During their January 15 meeting, Hoboken’s city council approved a resolution related to a 1.43-acre parcel at 800-822 Monroe Street. The council’s move gave a company called Applied Monroe Lender LLC a conditional designation as redeveloper of the site, and the parties will now begin negotiating a deal to bring new life to the property.
Applied Monroe Lender is a subsidiary of Ironstate Development and the company has been performing an environmental cleanup of the property for some time. The Levolor Blind Manufacturing Company operated at the land from 1951 through 1985 and various contamination leftover from that era is still being remediated, a reality that has led to complaints about noxious odors coming from the property that go back over a year.
Paperwork submitted to the city by Ironstate contains good news for locals; the remediation of the 800 Monroe site is expected to be completed during this year’s first quarter. As for what the post-cleanup property could look like, the company is pitching a tiered mixed-use development that rises 120 feet at its highest point.
Designed by New York-based BKSK Architects, the tallest portions of the development would include ten floors sporting 186 rental units along with an equal number of parking spaces. The residential portion includes one three-bedroom space along with 135 one-bedrooms and 50 two-bedroom units, some of which will feature either interior-facing private terraces or outdoor space.
The proposal for 800 Monroe includes 2,228 square feet of amenity space like a third-floor common courtyard that will sport two pools, seating, and a lounge. Common areas are scattered throughout the building and the property’s roof is set to include a dog run. Other planned facilities like bike storage areas and a pet cleaning station round out the building’s amenities.
The neighborhood would benefit a bit from 800 Monroe’s redevelopment, as a public outdoor terrace would be created outside the building along 8th Street. Two retail storefronts totaling about 1,900 square feet at the corners of Monroe and Jackson streets are in the plans, as is a subsurface stormwater detention system to assist with flooding that sometimes plagues the area.
The look of the building is defined by brick and flush cast stone on the exterior, while glass and metal components on the development’s windows create a decidedly open feel.
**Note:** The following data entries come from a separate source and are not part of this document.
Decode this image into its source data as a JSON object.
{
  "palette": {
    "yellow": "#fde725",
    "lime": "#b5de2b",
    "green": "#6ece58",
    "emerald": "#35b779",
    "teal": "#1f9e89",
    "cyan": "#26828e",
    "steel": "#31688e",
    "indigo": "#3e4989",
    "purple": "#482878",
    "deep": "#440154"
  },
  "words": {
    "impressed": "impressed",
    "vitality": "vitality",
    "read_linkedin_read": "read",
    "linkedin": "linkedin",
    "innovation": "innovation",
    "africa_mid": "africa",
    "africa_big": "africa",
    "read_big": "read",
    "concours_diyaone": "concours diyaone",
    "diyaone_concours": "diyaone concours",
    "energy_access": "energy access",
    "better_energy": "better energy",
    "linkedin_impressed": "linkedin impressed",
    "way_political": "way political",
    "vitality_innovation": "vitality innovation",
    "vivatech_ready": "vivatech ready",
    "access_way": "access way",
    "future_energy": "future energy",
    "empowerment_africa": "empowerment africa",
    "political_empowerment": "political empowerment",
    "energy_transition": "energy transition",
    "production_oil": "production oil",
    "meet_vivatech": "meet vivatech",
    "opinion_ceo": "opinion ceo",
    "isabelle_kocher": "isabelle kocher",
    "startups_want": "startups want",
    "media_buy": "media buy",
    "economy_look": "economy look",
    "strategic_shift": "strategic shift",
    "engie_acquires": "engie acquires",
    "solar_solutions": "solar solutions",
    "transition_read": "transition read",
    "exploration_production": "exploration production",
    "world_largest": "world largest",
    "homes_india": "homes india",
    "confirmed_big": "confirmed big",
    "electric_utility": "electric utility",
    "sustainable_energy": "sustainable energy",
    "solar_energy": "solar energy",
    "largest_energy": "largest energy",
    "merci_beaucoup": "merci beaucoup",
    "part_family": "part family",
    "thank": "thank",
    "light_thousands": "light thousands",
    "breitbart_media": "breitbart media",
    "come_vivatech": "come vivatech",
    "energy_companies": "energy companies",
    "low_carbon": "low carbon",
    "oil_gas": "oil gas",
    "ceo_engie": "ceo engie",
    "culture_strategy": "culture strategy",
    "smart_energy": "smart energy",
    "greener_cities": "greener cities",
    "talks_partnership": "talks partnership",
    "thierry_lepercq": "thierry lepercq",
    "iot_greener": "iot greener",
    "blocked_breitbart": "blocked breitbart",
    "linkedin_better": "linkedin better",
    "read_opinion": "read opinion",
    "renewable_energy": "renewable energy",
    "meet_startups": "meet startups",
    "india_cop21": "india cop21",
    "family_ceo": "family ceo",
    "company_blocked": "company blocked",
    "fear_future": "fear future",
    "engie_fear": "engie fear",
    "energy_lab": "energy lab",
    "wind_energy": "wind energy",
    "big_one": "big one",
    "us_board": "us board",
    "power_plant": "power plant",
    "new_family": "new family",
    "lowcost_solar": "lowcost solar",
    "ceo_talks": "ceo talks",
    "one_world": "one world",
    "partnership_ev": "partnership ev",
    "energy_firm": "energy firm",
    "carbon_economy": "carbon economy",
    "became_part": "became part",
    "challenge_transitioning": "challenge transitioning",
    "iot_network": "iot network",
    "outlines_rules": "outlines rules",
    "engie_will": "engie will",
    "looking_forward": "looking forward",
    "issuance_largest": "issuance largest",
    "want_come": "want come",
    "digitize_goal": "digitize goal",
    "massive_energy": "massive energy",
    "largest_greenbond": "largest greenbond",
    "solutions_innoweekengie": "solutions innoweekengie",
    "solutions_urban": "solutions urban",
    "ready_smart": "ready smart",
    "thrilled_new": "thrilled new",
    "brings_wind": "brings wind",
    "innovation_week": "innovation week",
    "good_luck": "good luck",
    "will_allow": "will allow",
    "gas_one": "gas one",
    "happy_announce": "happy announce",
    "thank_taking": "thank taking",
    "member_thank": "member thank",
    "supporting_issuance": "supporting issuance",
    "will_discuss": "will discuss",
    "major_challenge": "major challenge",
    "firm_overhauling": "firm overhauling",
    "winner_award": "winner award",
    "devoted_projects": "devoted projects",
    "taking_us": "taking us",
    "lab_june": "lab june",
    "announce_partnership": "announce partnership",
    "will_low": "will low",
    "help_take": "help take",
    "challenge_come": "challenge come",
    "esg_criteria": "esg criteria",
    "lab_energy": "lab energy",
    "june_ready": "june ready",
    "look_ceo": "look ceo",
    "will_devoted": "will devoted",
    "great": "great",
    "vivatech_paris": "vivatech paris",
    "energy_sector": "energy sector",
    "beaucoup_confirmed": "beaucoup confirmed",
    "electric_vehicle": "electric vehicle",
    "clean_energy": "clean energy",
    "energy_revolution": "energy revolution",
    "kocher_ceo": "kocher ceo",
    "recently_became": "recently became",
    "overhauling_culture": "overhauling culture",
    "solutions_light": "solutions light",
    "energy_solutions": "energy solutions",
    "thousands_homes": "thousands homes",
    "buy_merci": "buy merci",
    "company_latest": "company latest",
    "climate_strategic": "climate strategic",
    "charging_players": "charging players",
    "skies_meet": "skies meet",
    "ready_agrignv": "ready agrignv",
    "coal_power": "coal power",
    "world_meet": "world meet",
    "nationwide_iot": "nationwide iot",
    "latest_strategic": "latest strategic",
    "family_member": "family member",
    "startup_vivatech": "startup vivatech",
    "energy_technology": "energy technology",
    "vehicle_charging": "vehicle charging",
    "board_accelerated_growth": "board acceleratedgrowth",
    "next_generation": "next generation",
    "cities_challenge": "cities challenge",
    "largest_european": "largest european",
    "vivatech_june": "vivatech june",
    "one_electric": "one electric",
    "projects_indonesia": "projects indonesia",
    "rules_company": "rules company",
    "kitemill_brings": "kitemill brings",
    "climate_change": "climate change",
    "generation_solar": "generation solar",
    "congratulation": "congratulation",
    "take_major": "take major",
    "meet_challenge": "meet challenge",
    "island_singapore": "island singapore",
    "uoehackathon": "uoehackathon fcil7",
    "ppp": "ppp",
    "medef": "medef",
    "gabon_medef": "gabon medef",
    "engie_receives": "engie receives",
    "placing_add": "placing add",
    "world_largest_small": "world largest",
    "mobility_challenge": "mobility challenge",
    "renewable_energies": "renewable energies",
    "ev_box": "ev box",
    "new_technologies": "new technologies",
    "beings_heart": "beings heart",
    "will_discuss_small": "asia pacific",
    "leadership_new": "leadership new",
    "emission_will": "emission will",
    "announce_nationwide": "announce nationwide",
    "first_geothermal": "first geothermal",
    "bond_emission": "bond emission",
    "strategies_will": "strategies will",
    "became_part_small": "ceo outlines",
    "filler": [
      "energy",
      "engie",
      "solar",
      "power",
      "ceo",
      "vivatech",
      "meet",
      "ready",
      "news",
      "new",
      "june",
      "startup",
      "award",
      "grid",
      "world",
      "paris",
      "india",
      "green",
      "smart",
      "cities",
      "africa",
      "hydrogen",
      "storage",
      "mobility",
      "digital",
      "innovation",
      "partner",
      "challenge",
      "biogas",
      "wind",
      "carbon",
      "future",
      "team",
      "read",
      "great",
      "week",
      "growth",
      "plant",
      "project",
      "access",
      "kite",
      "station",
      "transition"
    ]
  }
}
The property falls within Zone 2 of Hoboken’s Northwest Industrial Redevelopment Plan and the project as currently pitched complies with the existing zoning of the area.
There are still several steps before any vertical construction begins at the property, but Ironstate is hopeful 2020 could be a big year for the site. Assuming the environmental remediation does wrap up in the next few months, a timeline Ironstate submitted to the city says they are hopeful a redevelopment agreement and planning board approvals will be obtained by April of this year.
If that occurs, the company says they could break ground on the project during 2020’s 4th quarter and potentially finish construction by the end of 2022. Those revelations indicate that the coming months could be quite eventful for a property that’s long been a sore spot, but Hoboken officials say the project’s details aren’t set in stone.
“While a conditionally designated redeveloper has been authorized by the City Council, a final redevelopment agreement will be negotiated in the coming months that will provide specifications for the project including building height, parking, amenities, and more,” says city spokesperson Vijay Chaudhuri. “A proposed agreement will take into account feedback from the public through community meetings that will be promoted by the City.”